Love, we know, is not a one-way street. There is within all of us an essential component of our being that is longing for the intimacy of a relationship with God. And at the same time God is longing for our lives to be opened more and more fully to God’s presence. Insomuch as we hold parts of ourselves back from God, we are cutting off these areas of our life from the source of Life. The disciples learned this in their walk with Christ, though the mistakes they made along the journey, the lessons they learned, and sometimes foolish things they said (or didn’t say). They walked with their Lord—committed their lives to him, entered Jerusalem triumphantly with him, to abandon him and be shaken to the core by the trial and execution of the one who they believed was the Messiah, one who would lead them into a new Kingdom. We here, though, know that Christ’s death did not have the final word—as his Resurrection broke not only the bonds of death which held Christ, but he conquered the power of death once for all. Resurrected Christ didn’t just disappear, but hung around for forty days after his Resurrection—he broke bread with his friends, he gave Thomas an opportunity to touch his wounds, and he had breakfast with them on the beach.
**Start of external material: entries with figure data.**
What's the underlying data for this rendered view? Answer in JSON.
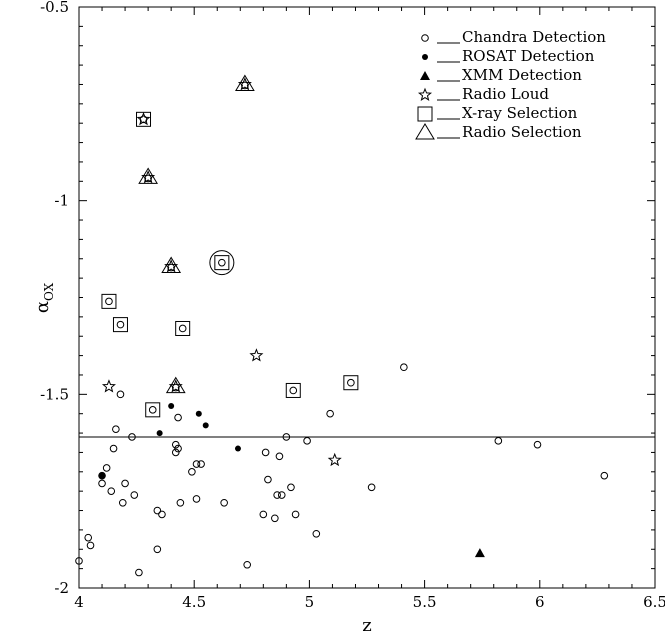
{
  "chart_data": {
    "type": "scatter",
    "title": "",
    "xlabel": "z",
    "ylabel_symbol": "α",
    "ylabel_subscript": "OX",
    "xlim": [
      4,
      6.5
    ],
    "ylim": [
      -2,
      -0.5
    ],
    "y_inverted": true,
    "x_ticks": [
      "4",
      "4.5",
      "5",
      "5.5",
      "6",
      "6.5"
    ],
    "y_ticks": [
      "-0.5",
      "-1",
      "-1.5",
      "-2"
    ],
    "x_tick_values": [
      4,
      4.5,
      5,
      5.5,
      6,
      6.5
    ],
    "y_tick_values": [
      -0.5,
      -1,
      -1.5,
      -2
    ],
    "reference_line_y": -1.61,
    "legend_position": "top-right",
    "legend": [
      {
        "symbol": "open-circle",
        "label": "Chandra Detection"
      },
      {
        "symbol": "filled-circle",
        "label": "ROSAT Detection"
      },
      {
        "symbol": "filled-triangle",
        "label": "XMM Detection"
      },
      {
        "symbol": "star",
        "label": "Radio Loud"
      },
      {
        "symbol": "square",
        "label": "X-ray Selection"
      },
      {
        "symbol": "triangle",
        "label": "Radio Selection"
      }
    ],
    "series": [
      {
        "name": "Chandra Detection",
        "symbol": "open-circle",
        "points": [
          [
            4.0,
            -1.93
          ],
          [
            4.04,
            -1.87
          ],
          [
            4.05,
            -1.89
          ],
          [
            4.1,
            -1.73
          ],
          [
            4.1,
            -1.71
          ],
          [
            4.12,
            -1.69
          ],
          [
            4.14,
            -1.75
          ],
          [
            4.15,
            -1.64
          ],
          [
            4.16,
            -1.59
          ],
          [
            4.18,
            -1.5
          ],
          [
            4.19,
            -1.78
          ],
          [
            4.2,
            -1.73
          ],
          [
            4.23,
            -1.61
          ],
          [
            4.24,
            -1.76
          ],
          [
            4.26,
            -1.96
          ],
          [
            4.34,
            -1.8
          ],
          [
            4.34,
            -1.9
          ],
          [
            4.36,
            -1.81
          ],
          [
            4.42,
            -1.63
          ],
          [
            4.42,
            -1.65
          ],
          [
            4.43,
            -1.64
          ],
          [
            4.43,
            -1.56
          ],
          [
            4.44,
            -1.78
          ],
          [
            4.49,
            -1.7
          ],
          [
            4.51,
            -1.68
          ],
          [
            4.51,
            -1.77
          ],
          [
            4.53,
            -1.68
          ],
          [
            4.63,
            -1.78
          ],
          [
            4.73,
            -1.94
          ],
          [
            4.8,
            -1.81
          ],
          [
            4.81,
            -1.65
          ],
          [
            4.82,
            -1.72
          ],
          [
            4.85,
            -1.82
          ],
          [
            4.86,
            -1.76
          ],
          [
            4.87,
            -1.66
          ],
          [
            4.88,
            -1.76
          ],
          [
            4.9,
            -1.61
          ],
          [
            4.92,
            -1.74
          ],
          [
            4.94,
            -1.81
          ],
          [
            4.99,
            -1.62
          ],
          [
            5.03,
            -1.86
          ],
          [
            5.09,
            -1.55
          ],
          [
            5.27,
            -1.74
          ],
          [
            5.41,
            -1.43
          ],
          [
            5.82,
            -1.62
          ],
          [
            5.99,
            -1.63
          ],
          [
            6.28,
            -1.71
          ]
        ]
      },
      {
        "name": "ROSAT Detection",
        "symbol": "filled-circle",
        "points": [
          [
            4.1,
            -1.71
          ],
          [
            4.35,
            -1.6
          ],
          [
            4.4,
            -1.53
          ],
          [
            4.52,
            -1.55
          ],
          [
            4.55,
            -1.58
          ],
          [
            4.69,
            -1.64
          ]
        ]
      },
      {
        "name": "XMM Detection",
        "symbol": "filled-triangle",
        "points": [
          [
            5.74,
            -1.91
          ]
        ]
      },
      {
        "name": "Radio Loud",
        "symbol": "star",
        "points": [
          [
            4.13,
            -1.48
          ],
          [
            4.28,
            -0.79
          ],
          [
            4.3,
            -0.94
          ],
          [
            4.4,
            -1.17
          ],
          [
            4.42,
            -1.48
          ],
          [
            4.72,
            -0.7
          ],
          [
            4.77,
            -1.4
          ],
          [
            5.11,
            -1.67
          ]
        ]
      },
      {
        "name": "X-ray Selection",
        "symbol": "square",
        "points": [
          [
            4.13,
            -1.26
          ],
          [
            4.18,
            -1.32
          ],
          [
            4.28,
            -0.79
          ],
          [
            4.32,
            -1.54
          ],
          [
            4.45,
            -1.33
          ],
          [
            4.62,
            -1.16
          ],
          [
            4.93,
            -1.49
          ],
          [
            5.18,
            -1.47
          ]
        ]
      },
      {
        "name": "Radio Selection",
        "symbol": "triangle",
        "points": [
          [
            4.3,
            -0.94
          ],
          [
            4.4,
            -1.17
          ],
          [
            4.42,
            -1.48
          ],
          [
            4.72,
            -0.7
          ]
        ]
      },
      {
        "name": "",
        "symbol": "big-circle",
        "points": [
          [
            4.62,
            -1.16
          ]
        ]
      }
    ],
    "marker_fills": {
      "X-ray Selection": "open-circle",
      "Radio Selection": "open-circle"
    }
  },
  "colors": {
    "axis": "#000000",
    "background": "#ffffff",
    "marker": "#000000"
  }
}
Ascension Day is this Thursday, when Christ ascends into heaven to the right hand of the Father. Christ then today in the Gospel is preparing his disciples for that farewell. Doesn’t it seem that every love story has that edge of tragedy to it? He dies. He resurrects. And just when the disciples think things might be ok…he starts bidding his farewells. Farewells are never easy. When I visit my mother in Michigan, sometimes she still gets emotional when dropping me off at the airport for me to fly back here to California. And just think of everything Jesus’ companions have been through—this journey with a man who called them from their work, “Come, follow me” to whom they gave their lives, and hearts, leaving family and sometimes fortune. Does he really have to leave? Like, really?! Perhaps it would help to reframe how we think of farewells. Often we think of what is being left behind—you are leaving me, you are leaving this place, you are leaving this school. But what if instead we focused on what we are leaving towards? Every farewell there is something we are leaving and something we are leaving to go to.
Christ was with us for a time and in that time revealed the depth of God’s love for us. A fathomless love that is all giving, that is honest, a love that confronts cruelty and injustice, a love that is radically embracing of all, especially the marginalized and outcasts, and a love that is ultimately redeeming and sanctifying as our lives are transformed by Christ’s indwelt presence. The intimacy of God’s love has been made manifest, and we are invited every day to journey deeper into relationship with God. Do we accept our place in this cosmic love affair with God—and passionately pursue God as he pursues us—or do we regulate him to mere systems and ideas, recitations and formalities? May we, in this Spirit of pursuing God like a lover, live into what Christ speaks of wherein today’s Gospel he says, “Those who love me will keep my word, and my Father will love them, and we will come to them and make our home with them.”